Il a été envisagé, dans un premier temps, de limiter la diffusion à des structures non soumises à la TVA (les associations soumises à la TVA peuvent avoir une activité commerciale). Finalement, le choix a été de ne mettre aucune restriction qui ne soit facilement contrôlable. Le film devant être diffusé dans son intégralité, il suffit d'ajouter au générique une mention du type «ce film est à destination des télévisions de proximité». Une « grande chaîne » qui s'approprierait un film pourrait alors faire les gorges chaudes des journalistes.

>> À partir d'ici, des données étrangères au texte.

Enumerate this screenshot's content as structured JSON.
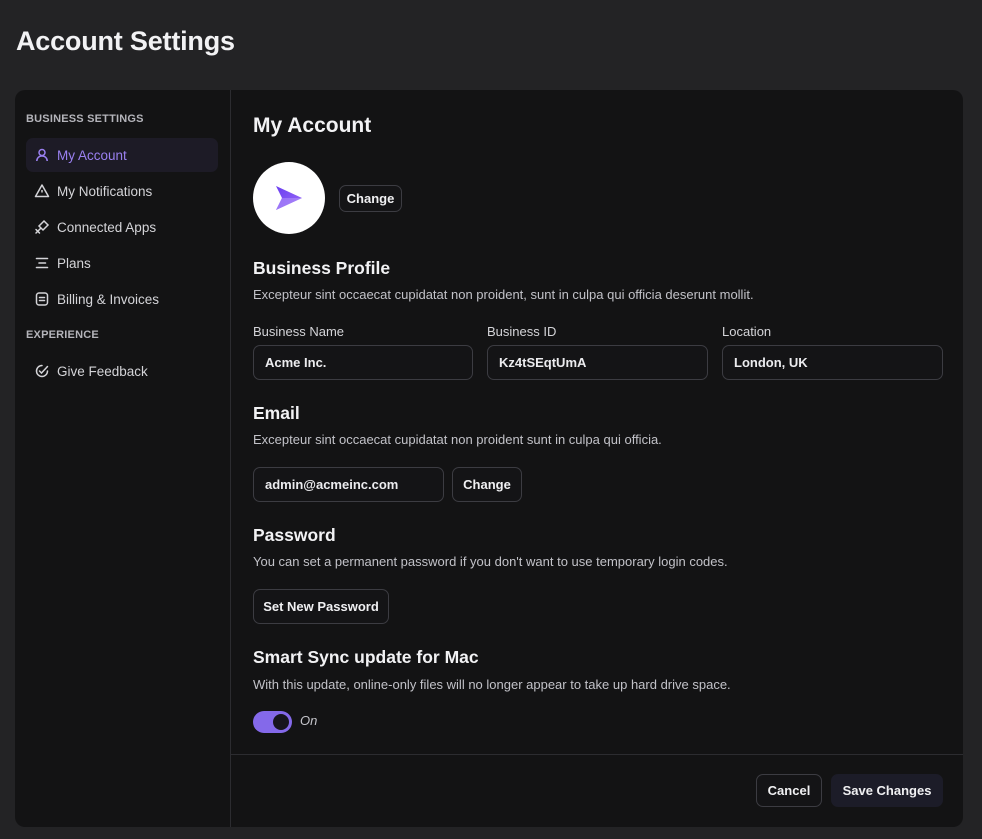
{
  "page": {
    "title": "Account Settings"
  },
  "sidebar": {
    "sections": [
      {
        "label": "BUSINESS SETTINGS"
      },
      {
        "label": "EXPERIENCE"
      }
    ],
    "items": [
      {
        "label": "My Account",
        "icon": "user-icon",
        "active": true
      },
      {
        "label": "My Notifications",
        "icon": "warning-triangle-icon"
      },
      {
        "label": "Connected Apps",
        "icon": "plug-icon"
      },
      {
        "label": "Plans",
        "icon": "list-icon"
      },
      {
        "label": "Billing & Invoices",
        "icon": "receipt-icon"
      },
      {
        "label": "Give Feedback",
        "icon": "check-edit-icon"
      }
    ]
  },
  "main": {
    "title": "My Account",
    "avatar": {
      "icon": "send-arrow-icon",
      "change_label": "Change"
    },
    "business_profile": {
      "title": "Business Profile",
      "description": "Excepteur sint occaecat cupidatat non proident, sunt in culpa qui officia deserunt mollit.",
      "fields": [
        {
          "label": "Business Name",
          "value": "Acme Inc."
        },
        {
          "label": "Business ID",
          "value": "Kz4tSEqtUmA"
        },
        {
          "label": "Location",
          "value": "London, UK"
        }
      ]
    },
    "email": {
      "title": "Email",
      "description": "Excepteur sint occaecat cupidatat non proident sunt in culpa qui officia.",
      "value": "admin@acmeinc.com",
      "change_label": "Change"
    },
    "password": {
      "title": "Password",
      "description": "You can set a permanent password if you don't want to use temporary login codes.",
      "button_label": "Set New Password"
    },
    "smart_sync": {
      "title": "Smart Sync update for Mac",
      "description": "With this update, online-only files will no longer appear to take up hard drive space.",
      "toggle_state": "On",
      "toggle_on": true
    },
    "footer": {
      "cancel_label": "Cancel",
      "save_label": "Save Changes"
    }
  },
  "colors": {
    "accent": "#8469ea",
    "active_text": "#9a80f0",
    "background": "#232325",
    "card": "#131314"
  }
}
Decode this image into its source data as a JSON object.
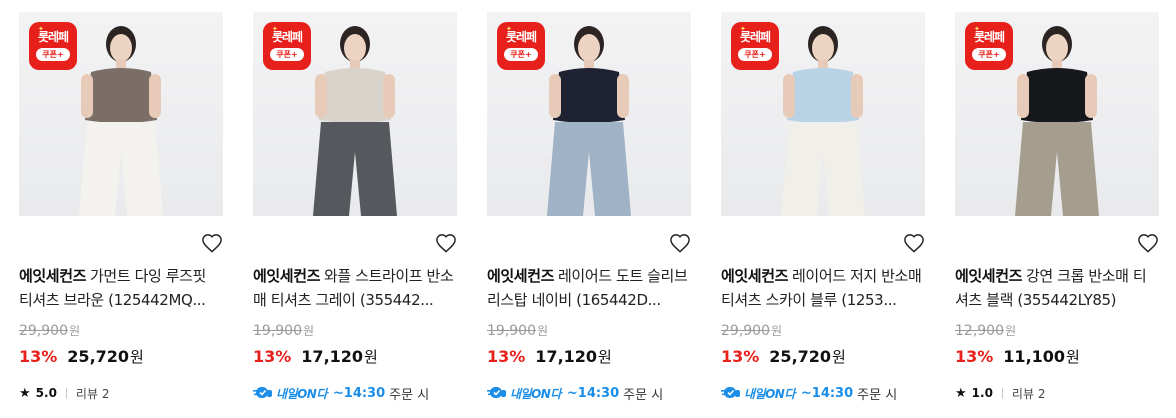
{
  "badge": {
    "top": "롯레페",
    "bottom": "쿠폰+"
  },
  "products": [
    {
      "brand": "에잇세컨즈",
      "name": "가먼트 다잉 루즈핏 티셔츠 브라운 (125442MQ...",
      "original_price": "29,900",
      "currency": "원",
      "discount_rate": "13%",
      "sale_price": "25,720",
      "footer_type": "rating",
      "rating": "5.0",
      "reviews": "리뷰 2",
      "top_color": "#7a6e66",
      "bottom_color": "#f4f2ee"
    },
    {
      "brand": "에잇세컨즈",
      "name": "와플 스트라이프 반소매 티셔츠 그레이 (355442...",
      "original_price": "19,900",
      "currency": "원",
      "discount_rate": "13%",
      "sale_price": "17,120",
      "footer_type": "delivery",
      "delivery_brand": "내일ON다",
      "delivery_time": "~14:30",
      "delivery_suffix": "주문 시",
      "top_color": "#d9d4cb",
      "bottom_color": "#55585c"
    },
    {
      "brand": "에잇세컨즈",
      "name": "레이어드 도트 슬리브리스탑 네이비 (165442D...",
      "original_price": "19,900",
      "currency": "원",
      "discount_rate": "13%",
      "sale_price": "17,120",
      "footer_type": "delivery",
      "delivery_brand": "내일ON다",
      "delivery_time": "~14:30",
      "delivery_suffix": "주문 시",
      "top_color": "#1e2233",
      "bottom_color": "#9fb2c6"
    },
    {
      "brand": "에잇세컨즈",
      "name": "레이어드 저지 반소매 티셔츠 스카이 블루 (1253...",
      "original_price": "29,900",
      "currency": "원",
      "discount_rate": "13%",
      "sale_price": "25,720",
      "footer_type": "delivery",
      "delivery_brand": "내일ON다",
      "delivery_time": "~14:30",
      "delivery_suffix": "주문 시",
      "top_color": "#b9d3e6",
      "bottom_color": "#f1efea"
    },
    {
      "brand": "에잇세컨즈",
      "name": "강연 크롭 반소매 티셔츠 블랙 (355442LY85)",
      "original_price": "12,900",
      "currency": "원",
      "discount_rate": "13%",
      "sale_price": "11,100",
      "footer_type": "rating",
      "rating": "1.0",
      "reviews": "리뷰 2",
      "top_color": "#17181b",
      "bottom_color": "#a59e8e"
    }
  ],
  "colors": {
    "discount_red": "#e8201b",
    "delivery_blue": "#1a8ee8",
    "strike_gray": "#9a9a9a"
  },
  "icons": {
    "wishlist": "heart-outline-icon",
    "rating": "star-icon",
    "delivery": "delivery-truck-icon"
  }
}
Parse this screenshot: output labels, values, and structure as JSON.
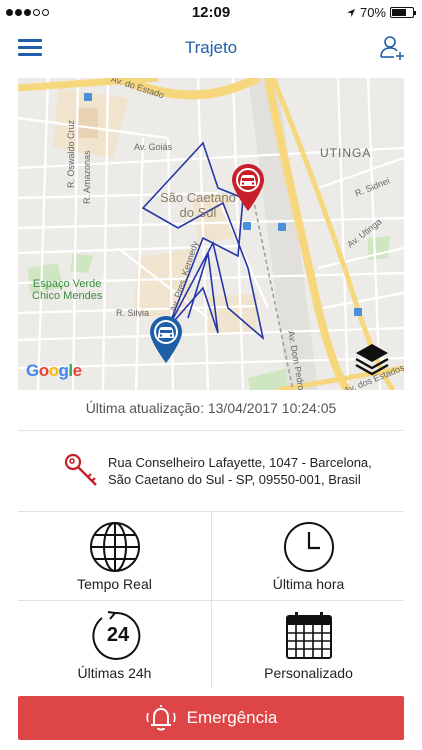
{
  "status_bar": {
    "time": "12:09",
    "battery": "70%",
    "battery_level": 0.7,
    "signal_bars_filled": 3,
    "signal_bars_total": 5
  },
  "navbar": {
    "title": "Trajeto",
    "menu_icon": "hamburger-menu-icon",
    "action_icon": "user-add-icon"
  },
  "map": {
    "labels": {
      "av_do_estado_top": "Av. do Estado",
      "av_goias": "Av. Goiás",
      "r_oswaldo_cruz": "R. Oswaldo Cruz",
      "r_amazonas": "R. Amazonas",
      "city": "São Caetano\ndo Sul",
      "district": "UTINGA",
      "r_sidnei": "R. Sidnei",
      "av_utinga": "Av. Utinga",
      "av_pres_kennedy": "Av. Pres. Kennedy",
      "park": "Espaço Verde\nChico Mendes",
      "r_silvia": "R. Silvia",
      "av_dom_pedro": "Av. Dom Pedro II",
      "av_estados": "Av. dos Estados",
      "google": "Google"
    },
    "pins": {
      "end": {
        "label": "car-end-pin",
        "color": "#c8202a"
      },
      "start": {
        "label": "car-start-pin",
        "color": "#1f5fa8"
      }
    },
    "route_color": "#2436a8"
  },
  "last_update": "Última atualização: 13/04/2017 10:24:05",
  "address": {
    "line1": "Rua Conselheiro Lafayette, 1047 - Barcelona,",
    "line2": "São Caetano do Sul - SP, 09550-001, Brasil",
    "icon_color": "#c8202a"
  },
  "options": [
    {
      "label": "Tempo Real",
      "icon": "globe-icon"
    },
    {
      "label": "Última hora",
      "icon": "clock-icon"
    },
    {
      "label": "Últimas 24h",
      "icon": "24h-history-icon",
      "icon_text": "24"
    },
    {
      "label": "Personalizado",
      "icon": "calendar-icon"
    }
  ],
  "emergency": {
    "label": "Emergência",
    "color": "#de4546"
  }
}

Le juridique étant réservé à ceux qui peuvent se le payer, la seule arme opposable est alors le ridicule...

La licence étant fondée sur le multimédia, d'autres types de contenus peuvent être couverts: les extraits de films prêts à être intégrés, des musiques, des graphismes ou des photos, mais aussi des animations scénarisées rassemblant ces divers contenus telles qu'on en voit apparaître sur Internet. Celles-ci intègrent images, son, films scénarisés grâce aux formats SMIL (Synchonized Multimedia Integration Language) ou Flash. C'est tout une redéfinition de ce qu'est une oeuvre, un film ou même une télévision qui se prépare.

Le but de la licence publique multimédia est de favoriser l'émergence de contenus. Parions que même la production professionnelle et commerciale pourra en bénéficier en facilitant l'arrivée de nouveaux créateurs.

Comment rendre viable à long terme une telle démarche? Pour ce qui est de la banque de programmes, son côté distribué permet à tous ceux qui le souhaitent d'héberger des films aux différents formats proposés. Le coût du moteur de recherche de films et de l'hébergement de la licence sont faibles et peuvent être couverts par quelques mécènes présentés sur le site, qui devient un «portail pour les producteurs et diffuseurs».

Pour les films, la palette des possibilités est large. Outre les amateurs qui disposent des financements habituels des associations, les professionnels peuvent souhaiter mettre certains de leurs films libres de droits pour assurer leur promotion. Certains organismes, en particulier les associations humanitaires, peuvent bénéficier d'un moyen de diffusion pour les films qu'elles ont fait réaliser sur leur cause. C'est d'ailleurs le cas d'Handicap International qui a été une des premières association à profiter de la banque de programmes. Rien n'empêche également un film d'avoir un mécène sur son générique s'il peut justifier d'une diffusion suffisamment large. Du bénévolat à la promotion, l'économie des contenus libres se met en place pour en assurer sa pérennité. La grande différence qui existe avec les contenus commerciaux traditionnels vient de ce qu'il s'agit d'une stratégie à long terme, ou le jeu consiste à trouver les synergies entre son propre intérêt (reconnaissance, promotion, appartenance à une communauté...) et l'intérêt général.